Yuna dan Gio saling tatap sejenak, lalu mengalihkan pandangannya kembali ke depan, yaitu ke arah Pak Yon.
"Apakah foto-foto itu benar?! Kalian benar melakukan semua itu?!" ucap Pak Yon lagi dengan tegas.
"Tidak, Pak! Saya berani bersumpah kalau saya tidak melakukan hal itu!" ucap Yuna yang sedang berupaya meyakinkan sang guru BK.
"Ya, saya juga.
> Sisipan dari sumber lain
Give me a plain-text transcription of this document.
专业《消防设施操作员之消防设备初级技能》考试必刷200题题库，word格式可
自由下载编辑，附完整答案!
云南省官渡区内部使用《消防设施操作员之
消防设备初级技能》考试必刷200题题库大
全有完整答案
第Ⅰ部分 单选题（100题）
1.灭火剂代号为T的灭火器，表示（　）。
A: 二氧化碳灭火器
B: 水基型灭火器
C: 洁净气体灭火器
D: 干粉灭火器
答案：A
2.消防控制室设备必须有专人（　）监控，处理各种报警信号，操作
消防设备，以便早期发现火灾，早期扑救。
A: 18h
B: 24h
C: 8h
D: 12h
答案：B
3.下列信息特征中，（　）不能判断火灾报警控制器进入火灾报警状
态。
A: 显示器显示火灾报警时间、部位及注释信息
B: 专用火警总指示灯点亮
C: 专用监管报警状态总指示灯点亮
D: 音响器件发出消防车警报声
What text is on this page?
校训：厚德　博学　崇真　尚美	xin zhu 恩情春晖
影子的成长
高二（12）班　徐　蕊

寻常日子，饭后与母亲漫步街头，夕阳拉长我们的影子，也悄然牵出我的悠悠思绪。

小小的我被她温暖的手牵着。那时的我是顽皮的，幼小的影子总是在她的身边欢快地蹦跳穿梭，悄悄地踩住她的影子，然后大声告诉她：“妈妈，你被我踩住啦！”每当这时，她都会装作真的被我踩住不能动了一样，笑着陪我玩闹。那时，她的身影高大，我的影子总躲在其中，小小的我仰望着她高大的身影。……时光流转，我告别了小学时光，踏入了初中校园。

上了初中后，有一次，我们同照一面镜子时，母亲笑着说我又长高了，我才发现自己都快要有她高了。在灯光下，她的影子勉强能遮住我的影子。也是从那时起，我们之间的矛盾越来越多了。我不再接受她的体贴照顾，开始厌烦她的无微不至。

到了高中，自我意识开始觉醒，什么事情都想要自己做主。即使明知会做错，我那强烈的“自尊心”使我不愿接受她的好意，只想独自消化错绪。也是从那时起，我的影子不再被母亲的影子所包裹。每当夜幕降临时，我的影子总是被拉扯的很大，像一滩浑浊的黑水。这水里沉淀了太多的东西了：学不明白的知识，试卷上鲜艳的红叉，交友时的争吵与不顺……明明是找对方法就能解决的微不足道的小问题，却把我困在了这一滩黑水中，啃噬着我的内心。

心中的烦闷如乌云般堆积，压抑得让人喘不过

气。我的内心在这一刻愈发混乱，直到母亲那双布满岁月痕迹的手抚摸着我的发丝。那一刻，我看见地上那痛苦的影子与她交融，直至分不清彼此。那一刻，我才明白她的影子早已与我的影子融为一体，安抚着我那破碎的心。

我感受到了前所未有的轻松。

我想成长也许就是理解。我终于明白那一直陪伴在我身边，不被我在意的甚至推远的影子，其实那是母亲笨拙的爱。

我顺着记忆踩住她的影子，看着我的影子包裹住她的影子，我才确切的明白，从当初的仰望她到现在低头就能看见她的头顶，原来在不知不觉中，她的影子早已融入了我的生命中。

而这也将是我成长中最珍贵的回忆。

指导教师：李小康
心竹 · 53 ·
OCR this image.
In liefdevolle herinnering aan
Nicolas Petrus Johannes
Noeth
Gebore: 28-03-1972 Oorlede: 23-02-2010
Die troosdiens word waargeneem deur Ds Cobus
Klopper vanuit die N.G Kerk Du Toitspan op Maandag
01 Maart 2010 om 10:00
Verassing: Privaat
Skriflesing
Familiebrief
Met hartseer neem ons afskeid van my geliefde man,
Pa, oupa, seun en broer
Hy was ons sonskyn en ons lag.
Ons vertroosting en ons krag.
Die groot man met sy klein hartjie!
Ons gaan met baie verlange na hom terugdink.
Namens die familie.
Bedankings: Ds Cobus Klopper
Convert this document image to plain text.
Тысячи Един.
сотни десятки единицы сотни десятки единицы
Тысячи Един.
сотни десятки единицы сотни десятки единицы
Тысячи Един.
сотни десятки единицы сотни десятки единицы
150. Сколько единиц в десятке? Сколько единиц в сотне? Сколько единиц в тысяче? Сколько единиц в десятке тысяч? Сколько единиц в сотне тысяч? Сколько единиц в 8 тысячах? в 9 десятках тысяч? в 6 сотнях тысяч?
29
Saya juga berani bersumpah kalau saya tidak melakukan itu! Bapak tidak perlu percaya dengan yang dikabarkan, dan juga dengan foto-foto itu! Karena bisa saja kalau foto itu merupakan sebuah rekayasa," ujat Gio.
Pak Yon hanya diam menatap wajah kedua muridnya yang penuh dengan keseriusan. Jika dilihat, memang tak ada sebutir pun kebohongan di sana, karena mata tak pernah bohong.
"Oh, begitu. Jadi, jika memang foto dan video yang sudah mulai tersebar luas itu tidak benar, siapa kira-kira seseorang yang tlah merekayasa semua itu?" tanya Pak Yon.
"Mana kami tau lah, Pak! Kami sama sekali nggak tau pasal itu, saya aja terkejut karena baru mendengar informasi ini tadi," jelas Yuna dengan penuh penekanan.
"Bagaimana dengan kamu, Gio?" tanya Pak Yon.
"Apalagi saya, saya sama sekali tidak tahu mengenai hal itu! Tapi saya pastikan akan mendapatkan orang itu!" ujar Gio.
Pak Yon yang merasa bingung dengan pernyataan kedua siswanya yang penuh dengan keseriusan dan sungguh-sungguh, hanya bisa diam dan berfikir. Sesaat kemudian, ia mulai menemukan ide yang menurutnya brilian.
"Jika kalian memang tidak melakukan perbuatan kotor itu, saya akan berikan waktu dua minggu pada kalian untuk membuktikan bahwa kalian tidak bersalah. Sekalian kalian bisa cari tahu siapa orang itu," ucap Pak Yon.
Gio dan Yuna setuju meski waktu dua minggu itu tidaklah banyak.
"Yuna! Apa yang kau lakukan?!" suara seorang wanita tiba-tiba datang dengan raut wajah penuh akan kekecewaan. Dia adalah Ibu Yuna sendiri yang sedang berdiri di ambang pintu.